Our first child Yedidya was born 12 years ago with Down syndrome. Soon after his birth in Israel we moved to New York. So much of the focus for a child with special needs is on services and therapies — basic functional needs. Understandably but embarrassingly a Torah education will often play second fiddle. While we certainly wouldn’t have considered sending any of my “typical” children to public school this is exactly where Yedidya landed for grades one through six.

My wife to her credit always wanted Yedidya in yeshivah insisting that her son have a Torah education.
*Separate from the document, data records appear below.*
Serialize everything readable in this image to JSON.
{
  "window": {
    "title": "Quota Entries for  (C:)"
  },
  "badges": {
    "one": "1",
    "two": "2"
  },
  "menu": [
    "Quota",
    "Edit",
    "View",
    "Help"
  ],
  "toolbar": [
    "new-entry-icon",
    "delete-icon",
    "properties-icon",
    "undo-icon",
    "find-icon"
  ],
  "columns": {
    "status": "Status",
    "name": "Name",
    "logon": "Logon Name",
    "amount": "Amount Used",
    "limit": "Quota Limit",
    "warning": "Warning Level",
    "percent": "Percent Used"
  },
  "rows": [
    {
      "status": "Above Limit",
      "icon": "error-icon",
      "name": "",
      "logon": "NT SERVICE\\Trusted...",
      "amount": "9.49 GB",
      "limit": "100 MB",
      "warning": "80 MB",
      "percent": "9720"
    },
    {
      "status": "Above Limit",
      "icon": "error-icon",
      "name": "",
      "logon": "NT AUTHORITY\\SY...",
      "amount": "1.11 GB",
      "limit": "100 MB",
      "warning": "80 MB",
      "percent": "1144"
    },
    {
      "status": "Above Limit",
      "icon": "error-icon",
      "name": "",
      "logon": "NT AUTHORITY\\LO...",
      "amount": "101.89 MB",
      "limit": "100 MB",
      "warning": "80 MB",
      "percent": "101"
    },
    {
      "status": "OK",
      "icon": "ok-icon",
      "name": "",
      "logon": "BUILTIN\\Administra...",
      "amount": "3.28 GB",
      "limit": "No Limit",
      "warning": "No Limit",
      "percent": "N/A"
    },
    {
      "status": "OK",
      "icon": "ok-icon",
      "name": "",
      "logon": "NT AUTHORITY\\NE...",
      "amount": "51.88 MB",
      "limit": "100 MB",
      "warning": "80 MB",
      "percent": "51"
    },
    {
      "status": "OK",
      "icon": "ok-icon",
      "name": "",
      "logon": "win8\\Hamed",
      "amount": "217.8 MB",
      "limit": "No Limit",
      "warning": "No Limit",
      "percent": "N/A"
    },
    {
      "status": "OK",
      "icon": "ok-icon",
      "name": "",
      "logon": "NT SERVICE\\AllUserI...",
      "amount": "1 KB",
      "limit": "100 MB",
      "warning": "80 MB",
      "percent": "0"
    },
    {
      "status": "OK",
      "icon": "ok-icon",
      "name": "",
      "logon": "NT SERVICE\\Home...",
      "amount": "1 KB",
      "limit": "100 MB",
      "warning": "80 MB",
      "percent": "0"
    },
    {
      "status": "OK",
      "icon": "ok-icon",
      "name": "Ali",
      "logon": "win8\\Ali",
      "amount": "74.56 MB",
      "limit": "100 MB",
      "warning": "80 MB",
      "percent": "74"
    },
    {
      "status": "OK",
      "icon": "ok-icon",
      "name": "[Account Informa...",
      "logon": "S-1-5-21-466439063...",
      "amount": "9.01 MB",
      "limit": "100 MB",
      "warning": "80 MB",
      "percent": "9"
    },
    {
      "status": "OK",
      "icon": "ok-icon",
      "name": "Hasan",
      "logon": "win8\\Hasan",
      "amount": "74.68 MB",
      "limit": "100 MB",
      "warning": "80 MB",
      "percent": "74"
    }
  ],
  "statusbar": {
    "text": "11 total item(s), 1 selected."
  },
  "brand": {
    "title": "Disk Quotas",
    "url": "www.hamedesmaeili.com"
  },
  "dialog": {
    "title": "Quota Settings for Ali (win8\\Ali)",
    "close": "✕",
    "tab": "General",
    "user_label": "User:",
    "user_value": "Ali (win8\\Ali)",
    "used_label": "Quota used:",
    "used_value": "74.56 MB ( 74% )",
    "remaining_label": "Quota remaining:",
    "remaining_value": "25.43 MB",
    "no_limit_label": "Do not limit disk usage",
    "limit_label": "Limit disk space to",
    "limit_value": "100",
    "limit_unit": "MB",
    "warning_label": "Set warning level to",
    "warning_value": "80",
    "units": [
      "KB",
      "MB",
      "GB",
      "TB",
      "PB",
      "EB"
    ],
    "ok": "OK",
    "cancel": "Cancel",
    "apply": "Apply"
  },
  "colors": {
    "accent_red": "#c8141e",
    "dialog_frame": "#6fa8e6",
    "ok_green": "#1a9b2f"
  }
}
But when that didn’t pan out due to financial considerations we decided to supplement Yedidya’s public education with a private rebbi. As we inquired through our various special-needs networks one name consistently came our way: Rabbi Yehoshua Fulda of Washington Heights.

When we spoke to Rabbi Fulda he told us that although he has worked for years with children with learning disabilities he had never worked with a child who had a developmental disability like Yedidya’s. His disclaimer was clear: He had no experience in this realm and couldn’t guarantee any measure of success. He wasn’t even sure of what methodologies to use and he told us that he’d do some research and then get back to us.